A critical question for real-world deployment, not addressed in the preprint, is the handling of novel or rare findings not present in the retrieval database. The confidence-based refusal mechanism is a good start, but the definition of "confidence" and its calibration for clinical safety would require rigorous validation. Furthermore, the legal and regulatory implications of an AI system providing "citations" to patient data (even de-identified) would need careful navigation.
Frequently Asked Questions
What is Retrieval-Augmented Generation (RAG) in medical AI?
Retrieval-Augmented Generation (RAG) is a technique where a generative AI model is given access to an external database of information. Instead of generating an answer solely from its internal training data, it first retrieves relevant documents or data points and then formulates its response based on that retrieved context. In medical AI, like this radiology system, the database is a curated set of historical medical cases (images and reports). This grounds the AI's output in real-world evidence, making it more accurate and less prone to invention (hallucination).
How does this system prevent hallucinations in radiology reports?
The system prevents hallucinations through a two-part safety mechanism. First, it restricts the AI's source material to a set of retrieved, similar historical cases. Second, it employs "citation coverage" constraints, meaning the AI is instructed (and likely programmatically forced) to only generate statements that can be directly linked to (cited from) one of the provided retrieved reports. If the AI cannot construct a draft that meets this citation requirement, or if the retrieved cases are not similar enough (low confidence), the system is designed to refuse to generate an output rather than produce an ungrounded one.
What is Recall@5, and why is a score above 0.95 significant?
Recall@5 is an information retrieval metric. It measures the proportion of queries for which the correct or relevant item is found within the top 5 results returned by the system.

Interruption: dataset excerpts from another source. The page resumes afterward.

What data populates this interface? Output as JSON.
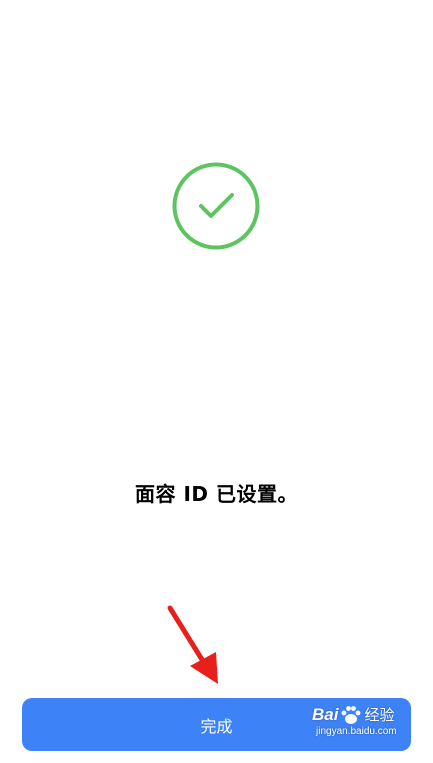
{
  "colors": {
    "background": "#ffffff",
    "check_green": "#5dc462",
    "button_blue": "#3e82f7",
    "arrow_red": "#e8201c"
  },
  "status": {
    "icon": "checkmark-circle-icon",
    "message": "面容 ID 已设置。"
  },
  "actions": {
    "done_label": "完成"
  },
  "watermark": {
    "brand": "Bai",
    "brand_suffix": "经验",
    "url": "jingyan.baidu.com"
  }
}
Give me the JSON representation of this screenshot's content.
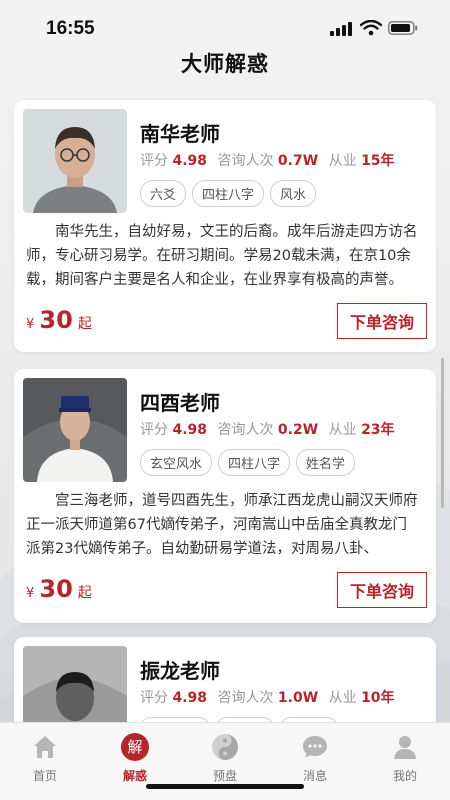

A score of 0.95 means that for 95% of new chest X-rays, at least one of the top 5 historical cases retrieved by the system contains a clinically relevant finding that matches the new case. This is significant because high recall ensures the draft generation step has access to pertinent examples. If retrieval fails, the generation step has no relevant evidence to work from, compromising the entire pipeline's reliability.
Can this system be used for other types of medical imaging besides chest X-rays?
The core architecture of the system—multimodal database creation, fusion similarity search, and citation-constrained generation—is modality-agnostic. It could be applied to other radiology domains like brain MRI, breast mammography, or skin lesion photography, provided there is a sufficient dataset of paired images and structured report impressions. The main requirements would be retraining or fine-tuning the image encoder (e.g., CLIP) on the specific image domain for better embeddings and curating a high-quality database of historical cases.